After the dataset is imported from the local folder, it is replicated 15 times with the defined Imagedatagenerator and 3495 samples are obtained. In the coding, x: represents the dataset, y: represents the labels. Then, in order to measure the generalization performance of the model from a different source, 5 cups,5 dishes, and 5 plates are downloaded and these are also imported from the local folder. After the necessary data preprocessing, images are added to the end of x and labels to the end of y. The reason for adding the acquired images to the training and test dataset to evaluate the model generalization performance is that the same PCA process is applied to all of them. After the dataset is combined, PCA is imported using the sklearn library and 49152 pixels (features) are reduced to 300. At this point, the model generalization performance dataset with 15 samples is extracted again using NumPy, and 3495 datasets are separated as train dataset and test dataset. The issue here is not whether or not PCA is used, but only as an application. Feature selection could also be made with SelectPercentile. Then, after the labels are adapted to the XGBoost model, the training dataset is trained and the model is evaluated with the test dataset. Finally, the predictions of the model have been examined with the separated 15 samples external dataset.
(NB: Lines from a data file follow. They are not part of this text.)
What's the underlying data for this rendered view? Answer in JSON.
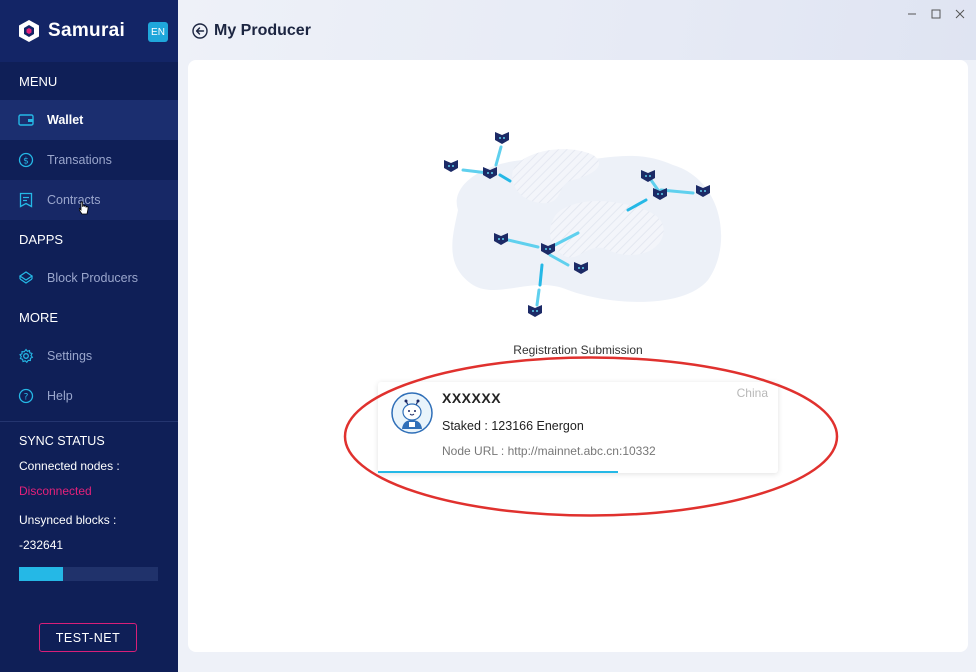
{
  "app": {
    "name": "Samurai",
    "lang": "EN"
  },
  "sidebar": {
    "menu_title": "MENU",
    "menu_items": [
      {
        "label": "Wallet",
        "icon": "wallet-icon",
        "active": true
      },
      {
        "label": "Transations",
        "icon": "dollar-icon"
      },
      {
        "label": "Contracts",
        "icon": "contract-icon"
      }
    ],
    "dapps_title": "DAPPS",
    "dapps_items": [
      {
        "label": "Block Producers",
        "icon": "block-producer-icon"
      }
    ],
    "more_title": "MORE",
    "more_items": [
      {
        "label": "Settings",
        "icon": "gear-icon"
      },
      {
        "label": "Help",
        "icon": "help-icon"
      }
    ]
  },
  "sync": {
    "title": "SYNC STATUS",
    "connected_label": "Connected nodes :",
    "connected_value": "Disconnected",
    "unsynced_label": "Unsynced blocks :",
    "unsynced_value": "-232641",
    "progress_fraction": 0.32,
    "network_button": "TEST-NET"
  },
  "header": {
    "title": "My Producer"
  },
  "main": {
    "registration_text": "Registration Submission",
    "producer": {
      "name": "XXXXXX",
      "country": "China",
      "staked": "Staked : 123166  Energon",
      "node_url": "Node URL : http://mainnet.abc.cn:10332",
      "progress_fraction": 0.6
    }
  },
  "colors": {
    "sidebar_bg": "#0f1f57",
    "accent": "#25b8e6",
    "alert": "#e5217a",
    "annotation": "#e0312e"
  }
}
Results are shown in Figure 10.

Figure 10. Confusion Matrix of the external dataset (left) and Confusion Matrix of the test dataset (right), Image by author
Figure 10. Confusion Matrix of the external dataset (left) and Confusion Matrix of the test dataset (right), Image by author

4.2. Deep Learning Approaches

Encoder & Decoder is mostly preferred for processing in Deep Learning. However, it is technically possible to apply PCA. Let’s classify the dataset prepared with the above data import and preprocessing operations and dimensionality reduction with PCA, with Dense Layers.

Results are shown in figure 11:

Figure 11. Confusion Matrix of the external dataset (left) and Confusion Matrix of the test dataset (right), Image by author
Figure 11. Confusion Matrix of the external dataset (left) and Confusion Matrix of the test dataset (right), Image by author

5. PCA Types

5.1. Kernel PCA

Although PCA is a linear model, it may not give successful results in non-linear situations. Kernel Pca is a method, also called kernel-trick, that can separate data non-linearly.

Figure 12. Dataset(left), Dataset with PCA(middle), Dataset with Kernel PCA(right), Image by author
Figure 12. Dataset(left), Dataset with PCA(middle), Dataset with Kernel PCA(right), Image by author

5.2. Sparse PCA

it is aimed to interpret the models more easily in Sparse PCA. While the linear combination of the whole dataset is each Principal Component in PCA, each principal component is a linear combination of a subset of the dataset in Sparse PCA.

5.3. Randomized PCA

Randomized PCA works with Stochastic Gradient Descent and is called Randomized PCA. Makes the PCA process faster by finding the first x principal components.

5.4. Incremental PCA

It performs the PCA method by keeping the large-sized dataset in memory in mini-batches.

Methods are above presented in the Sklearn library and can be implemented according to a dataset easily.